InfTars - Információs Társadalom
en / hu
Full Article: [pdf] DOI: https://doi.org/10.22503/inftars.XIX.2019.4.7 Language: en Author(s):  Krisztina Szabó
Title: „Not Exactly Reading” Subtitle: The Nature of Reading in the Era of Screen Abstract: Digitalisation and technological innovations have confused our traditional theories of reading; key-concepts of literacy (e.g., reading and writing, text and context, comprehension, reception, and interpretation) have become slurred and vexed, including teaching and assessing reading. This confusion resulted in a debate that, among other issues, has provoked the question of whether digital reading can be considered as reading, or it is just a distraction from reading. (Coyle 2008; Badulescu 2016) To decide on this dilemma, I suggest three attributes: (1) act, (2) reading material, and (3) device that can determine the reading.

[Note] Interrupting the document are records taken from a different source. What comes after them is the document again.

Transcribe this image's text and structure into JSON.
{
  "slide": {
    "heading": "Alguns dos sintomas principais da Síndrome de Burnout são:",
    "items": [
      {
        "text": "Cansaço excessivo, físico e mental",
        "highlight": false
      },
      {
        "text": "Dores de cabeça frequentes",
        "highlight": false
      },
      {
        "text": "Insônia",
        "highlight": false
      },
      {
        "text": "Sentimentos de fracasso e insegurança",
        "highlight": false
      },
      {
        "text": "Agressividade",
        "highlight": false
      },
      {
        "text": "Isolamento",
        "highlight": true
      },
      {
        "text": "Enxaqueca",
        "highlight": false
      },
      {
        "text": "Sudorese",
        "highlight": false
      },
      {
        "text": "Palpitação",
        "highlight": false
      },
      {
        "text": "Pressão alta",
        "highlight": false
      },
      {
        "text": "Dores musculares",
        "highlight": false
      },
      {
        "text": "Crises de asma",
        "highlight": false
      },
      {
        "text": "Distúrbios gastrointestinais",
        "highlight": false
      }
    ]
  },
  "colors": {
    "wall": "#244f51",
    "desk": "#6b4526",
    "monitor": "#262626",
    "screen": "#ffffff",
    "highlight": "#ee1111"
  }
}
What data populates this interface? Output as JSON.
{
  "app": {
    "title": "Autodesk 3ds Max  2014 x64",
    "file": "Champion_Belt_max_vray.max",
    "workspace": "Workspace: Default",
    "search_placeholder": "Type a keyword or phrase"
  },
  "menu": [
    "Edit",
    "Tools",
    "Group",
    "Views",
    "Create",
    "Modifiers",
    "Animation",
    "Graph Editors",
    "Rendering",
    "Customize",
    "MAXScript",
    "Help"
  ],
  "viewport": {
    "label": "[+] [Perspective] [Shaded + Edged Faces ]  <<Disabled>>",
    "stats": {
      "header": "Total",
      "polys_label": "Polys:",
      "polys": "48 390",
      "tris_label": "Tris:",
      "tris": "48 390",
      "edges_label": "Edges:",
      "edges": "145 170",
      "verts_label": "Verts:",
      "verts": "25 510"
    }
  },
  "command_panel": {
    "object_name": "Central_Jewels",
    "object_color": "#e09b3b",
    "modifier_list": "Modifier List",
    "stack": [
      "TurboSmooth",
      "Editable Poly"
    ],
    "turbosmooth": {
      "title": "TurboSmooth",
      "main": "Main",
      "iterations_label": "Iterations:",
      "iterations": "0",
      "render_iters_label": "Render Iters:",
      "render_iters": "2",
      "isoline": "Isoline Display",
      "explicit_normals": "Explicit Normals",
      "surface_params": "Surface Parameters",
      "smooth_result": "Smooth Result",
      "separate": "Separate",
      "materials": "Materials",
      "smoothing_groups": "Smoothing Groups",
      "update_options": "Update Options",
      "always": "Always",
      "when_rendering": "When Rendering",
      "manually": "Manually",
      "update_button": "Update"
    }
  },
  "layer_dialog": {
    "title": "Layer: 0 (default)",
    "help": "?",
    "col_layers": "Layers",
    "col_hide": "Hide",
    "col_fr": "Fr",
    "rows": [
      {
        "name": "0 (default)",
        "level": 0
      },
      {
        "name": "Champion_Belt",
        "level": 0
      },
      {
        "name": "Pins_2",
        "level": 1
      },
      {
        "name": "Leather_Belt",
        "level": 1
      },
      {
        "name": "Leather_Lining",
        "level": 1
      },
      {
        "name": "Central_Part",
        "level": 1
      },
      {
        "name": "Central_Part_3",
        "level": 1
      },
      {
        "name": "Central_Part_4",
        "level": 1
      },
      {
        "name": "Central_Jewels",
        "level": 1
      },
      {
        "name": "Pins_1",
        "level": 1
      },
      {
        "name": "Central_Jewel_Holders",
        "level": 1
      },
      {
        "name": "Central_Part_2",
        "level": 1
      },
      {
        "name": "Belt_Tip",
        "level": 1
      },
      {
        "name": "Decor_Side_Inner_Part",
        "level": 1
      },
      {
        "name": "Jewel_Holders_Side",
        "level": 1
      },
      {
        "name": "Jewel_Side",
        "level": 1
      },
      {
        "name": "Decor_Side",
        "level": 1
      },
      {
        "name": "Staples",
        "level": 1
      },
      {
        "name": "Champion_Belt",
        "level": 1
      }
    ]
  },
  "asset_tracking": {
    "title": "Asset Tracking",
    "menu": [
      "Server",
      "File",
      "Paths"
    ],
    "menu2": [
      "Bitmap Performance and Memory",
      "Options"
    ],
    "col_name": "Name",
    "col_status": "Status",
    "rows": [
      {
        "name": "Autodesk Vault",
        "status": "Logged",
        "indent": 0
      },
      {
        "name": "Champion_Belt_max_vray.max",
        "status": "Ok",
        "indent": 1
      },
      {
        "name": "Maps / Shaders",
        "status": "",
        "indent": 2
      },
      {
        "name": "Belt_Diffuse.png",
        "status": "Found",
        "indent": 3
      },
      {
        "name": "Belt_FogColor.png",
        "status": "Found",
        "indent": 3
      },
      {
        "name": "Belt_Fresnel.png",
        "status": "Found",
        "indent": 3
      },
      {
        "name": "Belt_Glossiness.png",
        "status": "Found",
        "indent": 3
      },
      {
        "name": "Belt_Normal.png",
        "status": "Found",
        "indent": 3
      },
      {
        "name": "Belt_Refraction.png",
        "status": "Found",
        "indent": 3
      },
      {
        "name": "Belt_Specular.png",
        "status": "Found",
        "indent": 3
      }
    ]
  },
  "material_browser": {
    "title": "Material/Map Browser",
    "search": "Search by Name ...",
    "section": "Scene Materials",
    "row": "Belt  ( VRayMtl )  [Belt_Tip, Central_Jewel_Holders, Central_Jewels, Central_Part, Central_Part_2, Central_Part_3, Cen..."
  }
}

Concerning their relation, the device (the third attribute) determines the reading material (the second attribute) and the act of reading (first attribute). The consideration of the significance of the device is in harmony with McLuhan 1967’s ideas about the determining role of medium and technological determinism; however, it is not a necessary presumption of my ideas. Based on the above three attributes, I claim that digital reading is reading, but a special, extended version. Digital reading shows various similarities to print reading but also differences as well; however, these latter are not that significant that could validate the exclusion of digital reading from the category of reading or qualify it as a mere distraction. Moreover, applying digital devices for reading besides traditional reading means a new opportunity for comprehension and cognitive development, and these are essentials in improving the reading skills of future generations. Engaging children in the complex mental, physical, and sensual experience that reading can give, irrespectively of the type of reading, is the biggest challenge to accomplish in the field of reading in the 21 st century.